Angela speaks. The recent interview granted by Merkel al Corriere della Sera has rekindled the spotlight on the figure of the former German Chancellor, who for 16 years guided the Germany and theEurope. Merkel has frankly addressed hot topics such as her relationship with Vladimir Putin, the migrant crisis and energy policies, offering a staunch defense of her choices during her long chancellorship.
The relationship with Putin
During the interview, attention was focused in particular on his relationship with the Russian President, shrouded in criticism following Russian aggression against Ukraine. “I knew President Putin’s intentions very well. He has always expressed them both publicly and in confidential conversations,” Merkel said. “The question is only how one reacts. My response was not to no longer have any relationship with Putin, but rather to try to prevent the invasion of Ukraine through conversations, sometimes very polemical in which I didn’t use any turns of phrase.”
Then addressing the discussion on the Nord Stream 2 gas pipeline, Merkel explained her choice not to block it after Russia’s annexation of Crimea in 2014: “I considered it my task to ensure that the German economy could exploit the possibility of having cheap gas. Furthermore, for political reasons I wanted to maintain economic relations with Russia so that that country could also participate in prosperity.”
On the European defense front, Angela Merkel admitted some delays: “In Germany we were unable to build a potential deterrent quickly enough.” But he also expresses himself on the need for balance in foreign policy: “We need double action, on the one hand talks and contacts, on the other deterrence”. In short: with Russia we need to show the stick, but also the carrot. And the war in Ukraine? Merkel has clear ideas: in the meantime she remembers that in her time he said no to Kiev’s entry into NATO because “it would have been like declaring war on Putin”. And regarding the end of the conflict, she remains convinced that nothing must “go over Zelensky’s head”, but “nIt cannot be Kiev alone who decides.” Western allies will also have their role.
The new book
The former Chancellor will land in bookstores in a few days with her memoirs. The book is called “Freedom” and contains the truths of the most powerful European politics of the last century. “Only now that I am no longer chancellor and while I was writing the book, I began to reflect more deeply on my childhood and my life in the GDR,” Merkel explained. On her role at the helm of Germany, while acknowledging some responsibilities in the final part of her mandates, the former Chancellor believes she did a good job: “They were good years for the economy, in which we increased investments, and where thanks to economic solidity, we have improved a lot in the social sphere”. Not even on the austerity imposed in Berlin as in Brussels it takes no step backwards. The debt brake, he explained, “forced restraint on the federal government and the Länder, so that they did not live beyond their means.” Now, however, the world has changed and Germany is in great difficulty, between the automotive crisis and energy supply problems: “I believe that in the current situation, faced with many new challenges, it should be reformed: but not to encourage social spending , but rather investments”.

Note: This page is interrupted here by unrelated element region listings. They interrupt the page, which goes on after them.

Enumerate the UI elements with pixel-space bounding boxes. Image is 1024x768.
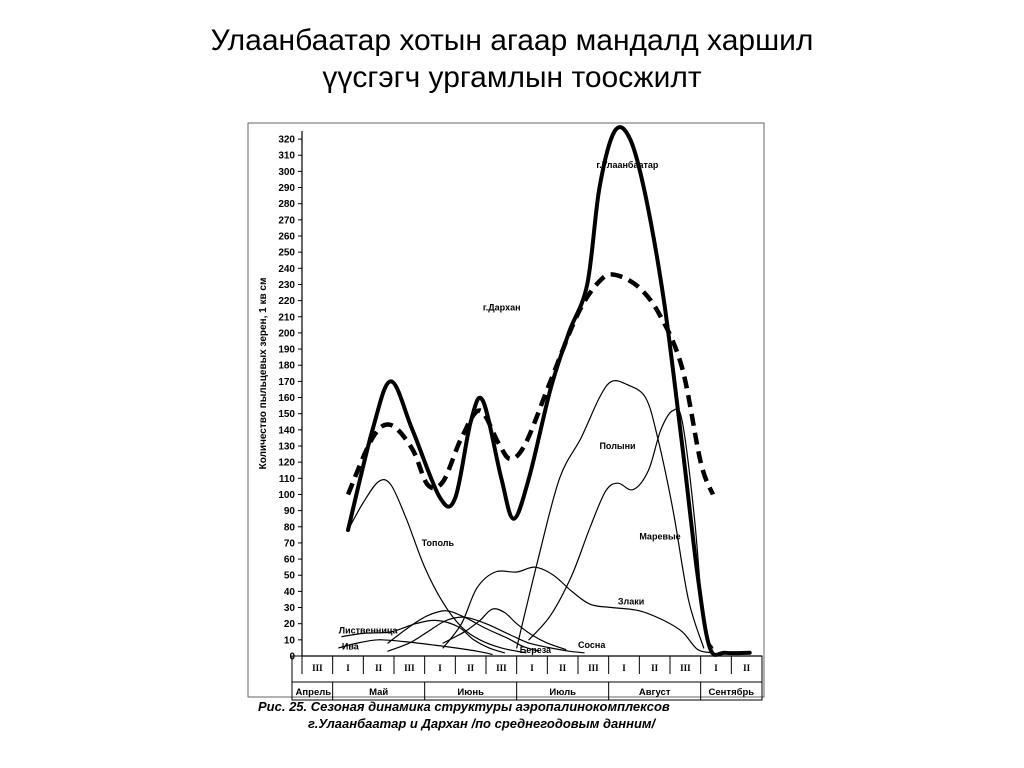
slide-title: Улаанбаатар хотын агаар мандалд харшил ү… xyxy=(0,22,1024,96)
x-decade-label: III xyxy=(680,663,691,673)
x-decade-label: II xyxy=(651,663,659,673)
y-tick-label-100: 100 xyxy=(278,490,295,501)
chart-svg: 0102030405060708090100110120130140150160… xyxy=(247,122,765,701)
series-line-6 xyxy=(442,566,714,654)
x-decade-label: I xyxy=(622,663,626,673)
x-decade-label: III xyxy=(404,663,415,673)
x-decade-label: I xyxy=(530,663,534,673)
x-decade-label: III xyxy=(496,663,507,673)
y-tick-label-290: 290 xyxy=(278,183,295,194)
x-axis-table xyxy=(291,655,763,701)
series-line-1 xyxy=(346,125,752,657)
series-line-11 xyxy=(442,608,567,651)
series-label-1: г.Улаанбаатар xyxy=(596,160,659,170)
caption-line-2: г.Улаанбаатар и Дархан /по среднегодовым… xyxy=(308,716,656,731)
x-decade-label: II xyxy=(467,663,475,673)
caption-line-1: Рис. 25. Сезоная динамика структуры аэро… xyxy=(258,699,670,714)
x-decade-label: II xyxy=(559,663,567,673)
y-tick-label-190: 190 xyxy=(278,345,295,356)
y-tick-label-240: 240 xyxy=(278,264,295,275)
y-tick-label-180: 180 xyxy=(278,361,295,372)
y-tick-label-160: 160 xyxy=(278,393,295,404)
series-label-4: Полыни xyxy=(599,441,635,451)
figure-caption: Рис. 25. Сезоная динамика структуры аэро… xyxy=(258,698,778,732)
y-tick-label-10: 10 xyxy=(284,635,296,646)
y-tick-label-80: 80 xyxy=(284,522,296,533)
y-tick-label-300: 300 xyxy=(278,167,295,178)
x-decade-label: III xyxy=(312,663,323,673)
y-tick-label-280: 280 xyxy=(278,199,295,210)
x-decade-label: II xyxy=(375,663,383,673)
y-tick-label-230: 230 xyxy=(278,280,295,291)
series-label-8: Ива xyxy=(342,642,360,652)
y-tick-label-310: 310 xyxy=(278,151,295,162)
y-tick-label-20: 20 xyxy=(284,619,296,630)
x-decade-label: III xyxy=(588,663,599,673)
x-month-label: Май xyxy=(369,687,388,698)
y-tick-label-150: 150 xyxy=(278,409,295,420)
series-line-3 xyxy=(347,479,527,654)
slide-title-line-2: үүсгэгч ургамлын тоосжилт xyxy=(322,61,702,94)
y-tick-label-120: 120 xyxy=(278,458,295,469)
y-tick-label-320: 320 xyxy=(278,135,295,146)
series-label-9: Береза xyxy=(520,645,552,655)
x-month-label: Июнь xyxy=(457,687,484,698)
series-label-2: г.Дархан xyxy=(483,302,521,312)
y-tick-label-110: 110 xyxy=(279,474,296,485)
series-line-10 xyxy=(338,639,493,655)
chart-figure: 0 10 20 30 40 50 60 70 80 90 100 110 120 130 140 150 160… xyxy=(246,121,766,701)
y-tick-label-40: 40 xyxy=(284,587,296,598)
series-line-9 xyxy=(387,610,539,652)
x-month-label: Апрель xyxy=(296,687,332,698)
series-line-7 xyxy=(341,619,505,654)
x-decade-label: II xyxy=(743,663,751,673)
y-axis-title: Количество пыльцевых зерен, 1 кв см xyxy=(258,278,269,470)
x-decade-label: I xyxy=(714,663,718,673)
series-line-2 xyxy=(345,272,716,496)
y-tick-label-90: 90 xyxy=(284,506,296,517)
y-tick-label-30: 30 xyxy=(284,603,296,614)
series-line-4 xyxy=(516,379,705,649)
y-tick-label-50: 50 xyxy=(284,571,296,582)
series-label-6: Злаки xyxy=(618,596,644,606)
x-month-label: Июль xyxy=(549,687,576,698)
series-label-3: Тополь xyxy=(422,538,455,548)
figure-frame xyxy=(247,122,765,698)
series-label-5: Маревые xyxy=(639,532,680,542)
series-label-10: Сосна xyxy=(578,640,606,650)
x-month-label: Август xyxy=(639,687,671,698)
y-tick-label-250: 250 xyxy=(278,248,295,259)
y-tick-label-60: 60 xyxy=(284,555,296,566)
y-tick-label-210: 210 xyxy=(278,312,295,323)
series-line-5 xyxy=(528,408,714,649)
x-decade-label: I xyxy=(438,663,442,673)
y-tick-label-220: 220 xyxy=(278,296,295,307)
y-tick-label-270: 270 xyxy=(278,215,295,226)
x-month-label: Сентябрь xyxy=(709,687,755,698)
series-label-7: Лиственница xyxy=(339,625,399,635)
y-tick-label-130: 130 xyxy=(278,442,295,453)
y-tick-label-260: 260 xyxy=(278,232,295,243)
y-tick-label-200: 200 xyxy=(278,328,295,339)
y-tick-label-170: 170 xyxy=(278,377,295,388)
y-tick-label-70: 70 xyxy=(284,538,296,549)
x-decade-label: I xyxy=(346,663,350,673)
series-line-8 xyxy=(387,616,585,654)
y-tick-label-140: 140 xyxy=(278,425,295,436)
slide-title-line-1: Улаанбаатар хотын агаар мандалд харшил xyxy=(210,24,814,57)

The relationship with Trump
Also not to be underestimated is the analysis that the former chancellor makes of the new American president who, Merkel recalls, was “obsessed with German cars on the streets of New York”, did not hate it “but for him I embodied Germany“. “For Donald Trump there are never “win win” situations, where both partners in an agreement obtain advantages – explained the former chancellor – For him either one or the other must obtain a profit. It’s an idea I don’t share. I think we have made many deals in the world, which are beneficial to both sides. I believe in the power of compromise, unlike Trump. The most important thing is to cooperate with Trump, as partners and representatives of a country, free from fear and self-confident, defending our own interests, in my case the German and European ones, as clearly as he defends his.” However, he also remembers his attraction to Putin about The Donald: “In the following years, I had the impression that politicians with autocratic and dictatorial traits fascinated him.”
The fall of Berlusconi
Many have accused Angela Merkel of having essentially caused the fall of Silvio Berlusconi in 2011. According to the Wall Street Journal from Berlin he would even telephone Giorgio Napolitano to ask for the Knight’s head. The former chancellor “categorically” denies it and actually recalls having worked with Berlusconi “more amicably than many thought”. “He always worked to reach common European compromises,” Merkel explained. “I have never meddled in the internal affairs of a friendly country. And I had never heard of this variant. It was also said that a press conference of Nicolas Sarkozy and mine would have contributed to Berlusconi’s fall. I don’t believe it. It is absolutely not possible for one foreign head of government to cause the fall of another. This always has to do with the internal facts of a country.”